Glassy word problems: ultraslow relaxation, Hilbert space jamming, and computational complexity

We introduce a family of local models of dynamics based on ``word problems'' from computer science and group theory, for which we can place rigorous lower bounds on relaxation timescales. These models can be regarded either as random circuit or local Hamiltonian dynamics, and include many familiar examples of constrained dynamics as special cases. The configuration space of these models splits into dynamically disconnected sectors, and for initial states to relax, they must ``work out'' the other states in the sector to which they belong. When this problem has a high time complexity, relaxation is slow.
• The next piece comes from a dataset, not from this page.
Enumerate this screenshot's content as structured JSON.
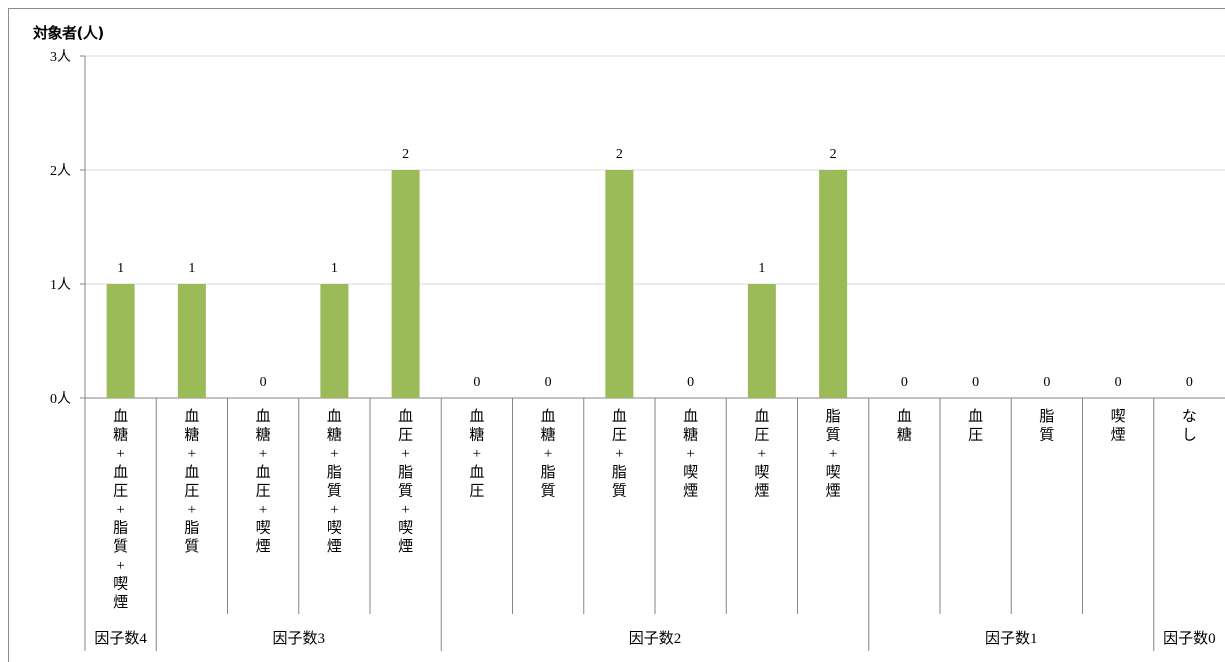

In some of the cases we study, this problem also has high space complexity. When the space complexity is larger than the system size, an unconventional type of jamming transition can occur, whereby a system of a fixed size is not ergodic, but can be made ergodic by appending a large reservoir of sites in a trivial product state. This manifests itself in a new type of Hilbert space fragmentation that we call fragile fragmentation. We present explicit examples where slow relaxation and jamming strongly modify the hydrodynamics of conserved densities. In one example, density modulations of wavevector $q$ exhibit almost no relaxation until times $O(\exp(1/q))$, at which point they abruptly collapse. We also comment on extensions of our results to higher dimensions.